Twitter: Fast, fun and the athlete’s domain

Though by far the smaller of the two services, Twitter is the new darling of the sports world, in no small part because it has become the favorite platform for pro athletes. Unlike a website, a blog or even a Facebook page, a Twitter account needs only some short thoughts and a smartphone — two things that are front and center in the pro athlete’s world of 2011.

In its short life Twitter has changed the face of many facets of media production, including coverage of wars and revolutions. In the less-meaningful but not less-followed world of sports, Twitter has become the de facto news wire of the sporting world, with teams, athletes, fans and followers all adding to and taking away from the information stream.

For the average fan, Twitter is like a fire hose of comments and information that never slows down, and is as wide and diverse as who you choose to follow. From a commenter standpoint there is the problem of having to make your voice heard in the crowd, but by just signing up and tweeting you still have a chance to see your name or fan-tastic psuedonym flashed on the ESPN screen. The low barrier to entry and instant gratification make Twitter the first choice for a lot of new Internet sports enthusiasts.

Facebook: Best for long opinions, monetization

In terms of really building an online social presence, however, nothing beats Facebook, especially when it comes to easily finding a home for photos, videos, long opinions and opportunities to build a business. For teams, athletes, vendors and sponsors in the field, a Facebook page is a no-brainer as it gives easy access to the hundreds of millions of folks who already have a Facebook ID.

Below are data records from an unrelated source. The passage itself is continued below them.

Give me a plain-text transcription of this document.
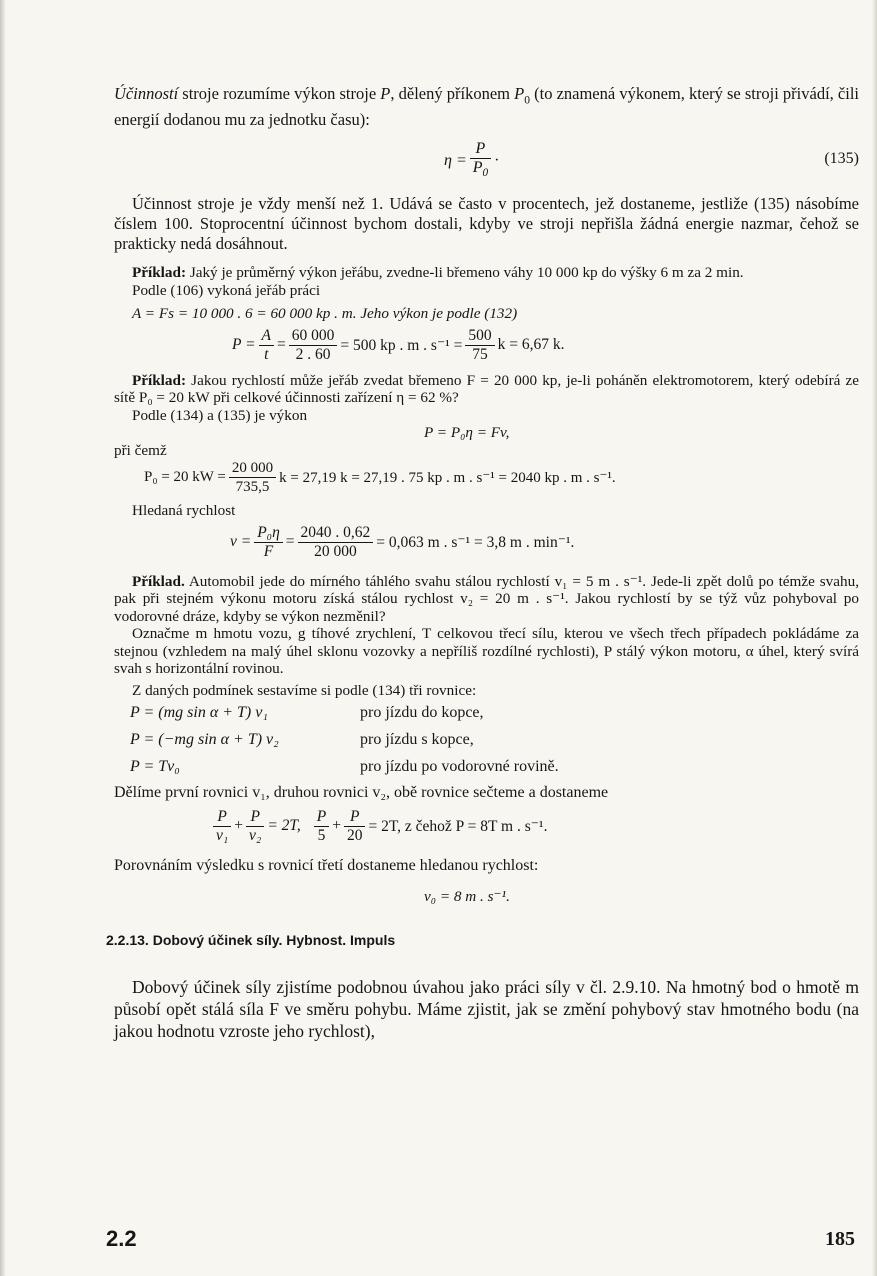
Účinností stroje rozumíme výkon stroje P, dělený příkonem $P_0$ (to znamená výkonem, který se stroji přivádí, čili energií dodanou mu za jednotku času):

$\eta = \frac{P}{P_0}$ ·	(135)

Účinnost stroje je vždy menší než 1. Udává se často v procentech, jež dostaneme, jestliže (135) násobíme číslem 100. Stoprocentní účinnost bychom dostali, kdyby ve stroji nepřišla žádná energie nazmar, čehož se prakticky nedá dosáhnout.

Příklad: Jaký je průměrný výkon jeřábu, zvedne-li břemeno váhy 10 000 kp do výšky 6 m za 2 min.

Podle (106) vykoná jeřáb práci

A = Fs = 10 000 . 6 = 60 000 kp . m. Jeho výkon je podle (132)

$P = \frac{A}{t} = \frac{60 000}{2 . 60} = 500$ kp . m . $s^{-1} = \frac{500}{75}$ k = 6,67 k.

Příklad: Jakou rychlostí může jeřáb zvedat břemeno F = 20 000 kp, je-li poháněn elektromotorem, který odebírá ze sítě P₀ = 20 kW při celkové účinnosti zařízení η = 62 %?

Podle (134) a (135) je výkon

P = P₀η = Fv,

při čemž

P₀ = 20 kW = $\frac{20 000}{735,5}$ k = 27,19 k = 27,19 . 75 kp . m . s⁻¹ = 2040 kp . m . s⁻¹.

Hledaná rychlost

$v = \frac{\text{P₀η}}{F} = \frac{2040 . 0,62}{20 000} = 0,063$ m . s⁻¹ = 3,8 m . min⁻¹.

Příklad. Automobil jede do mírného táhlého svahu stálou rychlostí v₁ = 5 m . s⁻¹. Jede-li zpět dolů po témže svahu, pak při stejném výkonu motoru získá stálou rychlost v₂ = 20 m . s⁻¹. Jakou rychlostí by se týž vůz pohyboval po vodorovné dráze, kdyby se výkon nezměnil?

Označme m hmotu vozu, g tíhové zrychlení, T celkovou třecí sílu, kterou ve všech třech případech pokládáme za stejnou (vzhledem na malý úhel sklonu vozovky a nepříliš rozdílné rychlosti), P stálý výkon motoru, α úhel, který svírá svah s horizontální rovinou.

Z daných podmínek sestavíme si podle (134) tři rovnice:

P = (mg sin α + T) v₁	pro jízdu do kopce,
P = (−mg sin α + T) v₂	pro jízdu s kopce,
P = Tv₀	pro jízdu po vodorovné rovině.

Dělíme první rovnici v₁, druhou rovnici v₂, obě rovnice sečteme a dostaneme

$\frac{P}{\text{v₁}} + \frac{P}{\text{v₂}} = 2T$, $\frac{P}{5} + \frac{P}{20} = 2T$, z čehož P = 8T m . s⁻¹.

Porovnáním výsledku s rovnicí třetí dostaneme hledanou rychlost:

v₀ = 8 m . s⁻¹.

2.2.13. Dobový účinek síly. Hybnost. Impuls

Dobový účinek síly zjistíme podobnou úvahou jako práci síly v čl. 2.9.10. Na hmotný bod o hmotě m působí opět stálá síla F ve směru pohybu. Máme zjistit, jak se změní pohybový stav hmotného bodu (na jakou hodnotu vzroste jeho rychlost),

2.2	185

For the average sports fan Facebook is probably a lot easier to understand than Twitter, and the post/comments structure lends itself to longer “conversations” on a single topic or event. The recent integration of Facebook comments under blog posts is a step toward Facebook’s plan of social-activity domination: Simply put, the service wants to make it easy for you to record your every thought, “Like” and observation in some form that can be embedded inside a Facebook wrapper.

And by allowing integration of applications and even stores on Facebook pages, the service is equally attractive to teams, vendors and sponsors who want to extract dollars from the multitudes of fans. The commerce-friendly platform is what gives Facebook the sporting edge right now, but Twitter is gaining ground quickly, thanks to its Google-like ease of use.

Who Wins? Or do they both survive?

Right now, connected sports fans as well as athletes, teams, schools, advertisers and vendors in the sports-fan space all are most likely active on both services, depending on the time of day or situation. While much of the live commenting action has moved to Twitter thanks to its instant-publishing stream of thought, the more leisurely searches for information and interaction still take place on websites, blogs or Facebook pages, meaning that you can’t live on simply one or the other right now.

While that means there is still the headache of “do I post to Twitter or Facebook,” there remains the possibility of some future integration, perhaps by a business arrangement once both firms go public as is widely expected. Though there do exist services and techno-solutions that will replicate your Facebook posts onto Twitter and vice versa, the different styles of communication on either platform make such services an inelegant compromise at best. Will those differing styles keep the beast’s two heads alive indefinitely, or will one succeed in chewing through the other’s throat? Whichever way it goes, it will be a fun movie to watch play out over the near term future.